On the Elekta side, this can include an array of Elekta products such as the MOSAIQ workflow management and information system, MOSAIQ proton-therapy module, patient immobilization devices, localization systems, as well as the Elekta Synergy IMRT and IGRT delivery system. On the IBA side, the agreement includes the Proteus proton-therapy system, with the option to add more products in the future depending on customer requirements. Significantly, as well as joint development work, the two companies announced joint sales and marketing activities in this area.

Another one getting with the programme, so to speak, is CMS, the St Louis, MO-based vendor of treatment-planning and workflow-management products.
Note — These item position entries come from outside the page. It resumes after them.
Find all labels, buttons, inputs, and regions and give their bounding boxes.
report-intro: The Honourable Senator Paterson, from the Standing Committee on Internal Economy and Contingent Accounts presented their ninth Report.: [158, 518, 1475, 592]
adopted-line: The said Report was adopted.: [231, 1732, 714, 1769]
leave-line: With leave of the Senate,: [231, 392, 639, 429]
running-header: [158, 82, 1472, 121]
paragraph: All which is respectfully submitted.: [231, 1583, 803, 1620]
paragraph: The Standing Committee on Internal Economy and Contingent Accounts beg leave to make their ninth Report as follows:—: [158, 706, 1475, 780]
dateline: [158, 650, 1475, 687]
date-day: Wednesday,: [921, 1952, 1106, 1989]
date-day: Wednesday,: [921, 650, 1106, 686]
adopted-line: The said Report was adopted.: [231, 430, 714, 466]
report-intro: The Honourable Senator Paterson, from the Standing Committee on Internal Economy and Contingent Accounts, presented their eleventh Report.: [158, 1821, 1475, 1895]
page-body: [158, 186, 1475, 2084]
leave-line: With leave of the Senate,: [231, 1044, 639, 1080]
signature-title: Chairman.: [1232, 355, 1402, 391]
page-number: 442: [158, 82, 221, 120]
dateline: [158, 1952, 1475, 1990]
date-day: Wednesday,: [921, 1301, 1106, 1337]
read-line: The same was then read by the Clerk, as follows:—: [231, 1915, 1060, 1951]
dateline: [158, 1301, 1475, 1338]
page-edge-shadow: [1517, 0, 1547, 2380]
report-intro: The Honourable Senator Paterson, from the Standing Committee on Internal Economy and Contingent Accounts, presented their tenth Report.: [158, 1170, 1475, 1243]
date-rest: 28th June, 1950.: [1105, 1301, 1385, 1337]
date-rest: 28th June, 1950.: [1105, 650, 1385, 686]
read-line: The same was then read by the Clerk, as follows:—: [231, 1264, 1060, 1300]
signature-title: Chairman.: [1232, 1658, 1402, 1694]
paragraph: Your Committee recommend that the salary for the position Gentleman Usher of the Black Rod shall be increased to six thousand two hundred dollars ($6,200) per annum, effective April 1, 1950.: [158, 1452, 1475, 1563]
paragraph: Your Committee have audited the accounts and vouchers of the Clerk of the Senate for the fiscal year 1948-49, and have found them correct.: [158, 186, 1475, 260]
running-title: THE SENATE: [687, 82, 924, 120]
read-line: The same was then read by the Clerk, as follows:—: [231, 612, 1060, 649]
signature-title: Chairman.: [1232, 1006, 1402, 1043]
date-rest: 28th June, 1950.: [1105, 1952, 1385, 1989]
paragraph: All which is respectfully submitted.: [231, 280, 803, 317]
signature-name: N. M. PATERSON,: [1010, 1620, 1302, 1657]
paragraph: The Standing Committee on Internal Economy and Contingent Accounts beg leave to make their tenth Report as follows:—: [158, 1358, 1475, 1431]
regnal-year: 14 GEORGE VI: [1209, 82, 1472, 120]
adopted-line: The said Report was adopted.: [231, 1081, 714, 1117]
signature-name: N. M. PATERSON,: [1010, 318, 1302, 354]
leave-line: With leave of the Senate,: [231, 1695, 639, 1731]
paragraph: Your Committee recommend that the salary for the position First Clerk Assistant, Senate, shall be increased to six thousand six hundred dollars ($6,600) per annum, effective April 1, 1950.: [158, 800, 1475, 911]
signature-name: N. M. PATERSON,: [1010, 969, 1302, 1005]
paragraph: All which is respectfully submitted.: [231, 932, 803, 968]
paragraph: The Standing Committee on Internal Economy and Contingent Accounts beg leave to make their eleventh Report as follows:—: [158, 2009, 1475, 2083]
Under the terms of its agreement with IBA, CMS has committed to provide particle-therapy solutions for a range of clinical requirements. This will include XiO, a treatment-planning platform for photon, electron and proton therapy; the Focal line of distributed planning workstations; and the CMS Direct suite of planning infrastructure and workflow-management products.
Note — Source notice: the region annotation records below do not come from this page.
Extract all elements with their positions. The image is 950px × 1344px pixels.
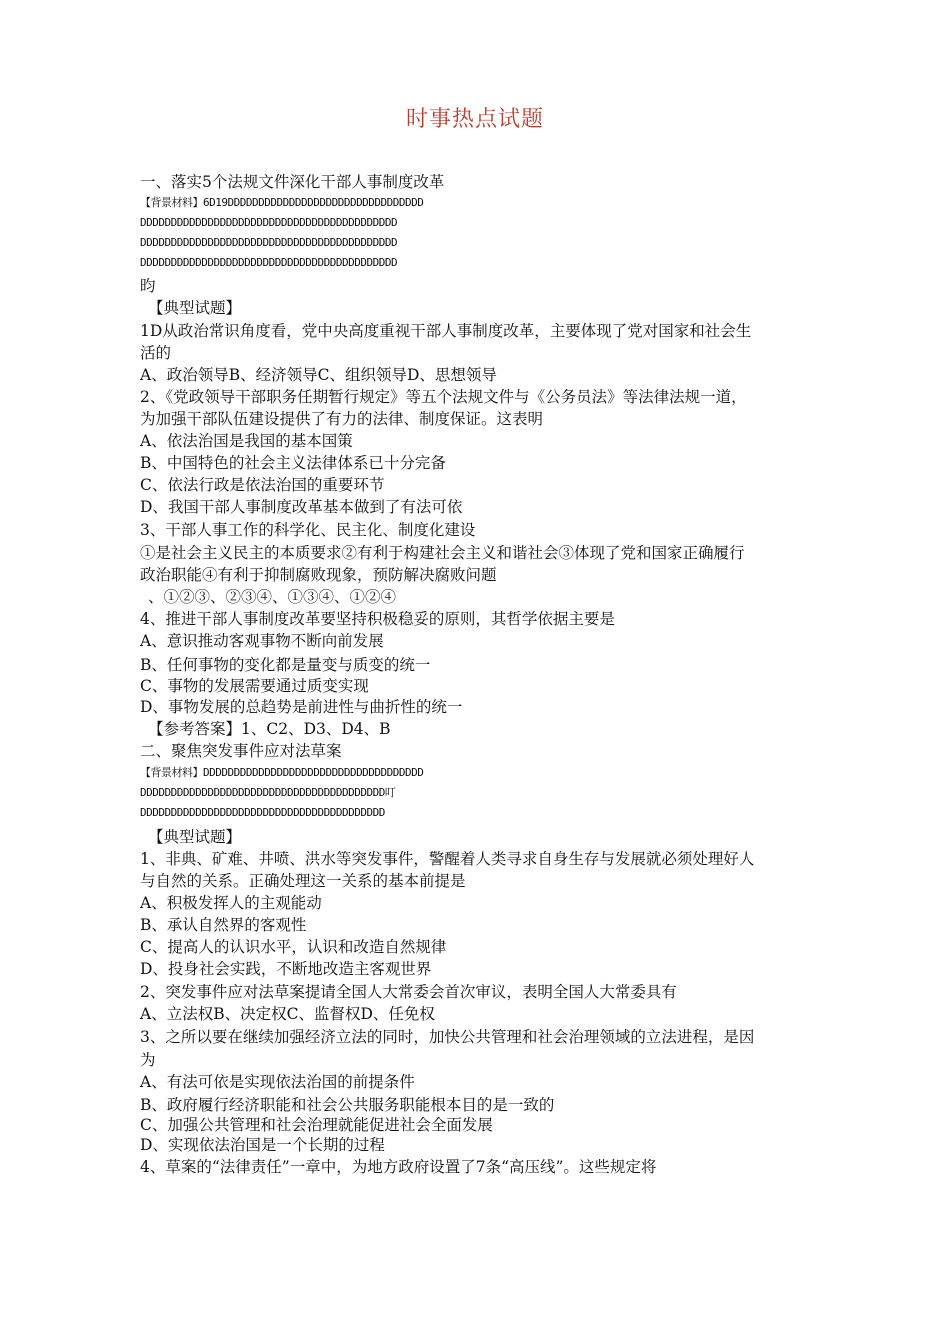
question-option: B、中国特色的社会主义法律体系已十分完备 [140, 454, 446, 472]
question-option: C、提高人的认识水平，认识和改造自然规律 [140, 938, 447, 956]
question-text: 与自然的关系。正确处理这一关系的基本前提是 [140, 872, 466, 890]
section2-background-line: 【背景材料】DDDDDDDDDDDDDDDDDDDDDDDDDDDDDDDDDDDD [140, 766, 424, 779]
question-options: A、立法权B、决定权C、监督权D、任免权 [140, 1005, 435, 1023]
section1-background-line: DDDDDDDDDDDDDDDDDDDDDDDDDDDDDDDDDDDDDDDDDD [140, 236, 398, 249]
question-text: 4、推进干部人事制度改革要坚持积极稳妥的原则，其哲学依据主要是 [140, 610, 615, 628]
question-text: 3、干部人事工作的科学化、民主化、制度化建设 [140, 521, 476, 539]
question-text: 为加强干部队伍建设提供了有力的法律、制度保证。这表明 [140, 410, 544, 428]
question-option: C、依法行政是依法治国的重要环节 [140, 476, 385, 494]
question-option: B、任何事物的变化都是量变与质变的统一 [140, 656, 431, 674]
question-option: A、依法治国是我国的基本国策 [140, 432, 353, 450]
question-options: A、政治领导B、经济领导C、组织领导D、思想领导 [140, 366, 497, 384]
section2-heading: 二、聚焦突发事件应对法草案 [140, 742, 342, 760]
question-option: D、投身社会实践，不断地改造主客观世界 [140, 960, 432, 978]
question-option: B、政府履行经济职能和社会公共服务职能根本目的是一致的 [140, 1096, 555, 1114]
question-text: 3、之所以要在继续加强经济立法的同时，加快公共管理和社会治理领域的立法进程，是因 [140, 1028, 755, 1046]
question-option: D、事物发展的总趋势是前进性与曲折性的统一 [140, 698, 463, 716]
question-text: 政治职能④有利于抑制腐败现象，预防解决腐败问题 [140, 566, 497, 584]
question-text: 1D从政治常识角度看，党中央高度重视干部人事制度改革，主要体现了党对国家和社会生 [140, 322, 752, 340]
question-option: C、加强公共管理和社会治理就能促进社会全面发展 [140, 1116, 493, 1134]
question-text: 2、《党政领导干部职务任期暂行规定》等五个法规文件与《公务员法》等法律法规一道， [140, 388, 747, 406]
question-option: B、承认自然界的客观性 [140, 916, 307, 934]
answer-key: 【参考答案】1、C2、D3、D4、B [148, 720, 391, 738]
document-title: 时事热点试题 [405, 107, 544, 132]
section1-background-line: 昀 [140, 277, 156, 295]
question-option: D、实现依法治国是一个长期的过程 [140, 1136, 385, 1154]
section1-background-line: 【背景材料】6D19DDDDDDDDDDDDDDDDDDDDDDDDDDDDDDDD [140, 196, 424, 209]
question-option: A、意识推动客观事物不断向前发展 [140, 632, 384, 650]
section1-typical-heading: 【典型试题】 [148, 299, 242, 317]
question-text: 为 [140, 1051, 156, 1069]
section2-background-line: DDDDDDDDDDDDDDDDDDDDDDDDDDDDDDDDDDDDDDDD [140, 806, 385, 819]
question-options: 、①②③、②③④、①③④、①②④ [148, 588, 397, 606]
section1-background-line: DDDDDDDDDDDDDDDDDDDDDDDDDDDDDDDDDDDDDDDDDD [140, 256, 398, 269]
question-text: ①是社会主义民主的本质要求②有利于构建社会主义和谐社会③体现了党和国家正确履行 [140, 544, 745, 562]
question-option: A、有法可依是实现依法治国的前提条件 [140, 1073, 415, 1091]
question-option: C、事物的发展需要通过质变实现 [140, 677, 369, 695]
question-text: 活的 [140, 344, 172, 362]
section1-background-line: DDDDDDDDDDDDDDDDDDDDDDDDDDDDDDDDDDDDDDDDDD [140, 216, 398, 229]
question-option: D、我国干部人事制度改革基本做到了有法可依 [140, 498, 463, 516]
question-text: 2、突发事件应对法草案提请全国人大常委会首次审议，表明全国人大常委具有 [140, 983, 677, 1001]
section1-heading: 一、落实5个法规文件深化干部人事制度改革 [140, 173, 445, 191]
section2-typical-heading: 【典型试题】 [148, 828, 242, 846]
question-option: A、积极发挥人的主观能动 [140, 894, 322, 912]
question-text: 1、非典、矿难、井喷、洪水等突发事件，警醒着人类寻求自身生存与发展就必须处理好人 [140, 850, 755, 868]
question-text: 4、草案的“法律责任”一章中，为地方政府设置了7条“高压线”。这些规定将 [140, 1158, 657, 1176]
section2-background-line: DDDDDDDDDDDDDDDDDDDDDDDDDDDDDDDDDDDDDDDD叮 [140, 786, 396, 799]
Not to be outdone, one of IBA’s rivals in the proton-therapy market, Optivus Proton Therapy (San Bernardino, CA), announced a collaboration of its own: a joint venture with Parsons Commercial Technology Group, a division of Parsons Corporation, to build turnkey proton-therapy centres.

Founded in 1944, Parsons bills itself as “one of the largest, 100% employee-owned management, engineering and construction companies in the US”. Optivus, for its part, was founded by the engineers who designed and installed the world’s first hospital-based proton-therapy centre, at Loma Linda University Medical Center (Loma Linda, CA) in October 1990.

Also this morning, Varian Medical Systems (Palo Alto, CA) and Envisioneering Medical Technologies (St Louis, MO) announced that they are partnering to improve low-dose-rate (LDR) brachytherapy prostate-cancer treatments. Envisioneering is to configure its TargetScan, a prostate-cancer diagnostic and treatment system featuring 3D ultrasound and a stationary probe, to work with Varian’s VariSeed brachytherapy treatment-planning software.

Ted Jackson, Varian’s chief developer of the VariSeed software, claimed: “We can now automatically transport 3D prostate ultrasound images into our VariSeed system to plan and assess where seeds are placed and know with certainty how effectively the gland was treated. This represents the next evolution in prostate cancer treatment delivery and planning.”

TargetScan’s 3D imaging capability is designed to help physicians more effectively gather the gland’s dimensions to calculate and monitor seed implantation. Its fixed probe “eliminates the time and costs associated with traditional systems and their digital stepper technology, which physically moves the ultrasound probe within the patient”.

I’ll be posting more reports from the exhibition throughout the week, including the low-down on Rapid Arc, Varian’s big launch here at ASTRO. I’ll also be revealing what’s behind the big blue curtain on the Accuray booth. I did ask earlier but they said that if they told me they’d have to kill me; the big unveiling is scheduled for 11 a.m. tomorrow.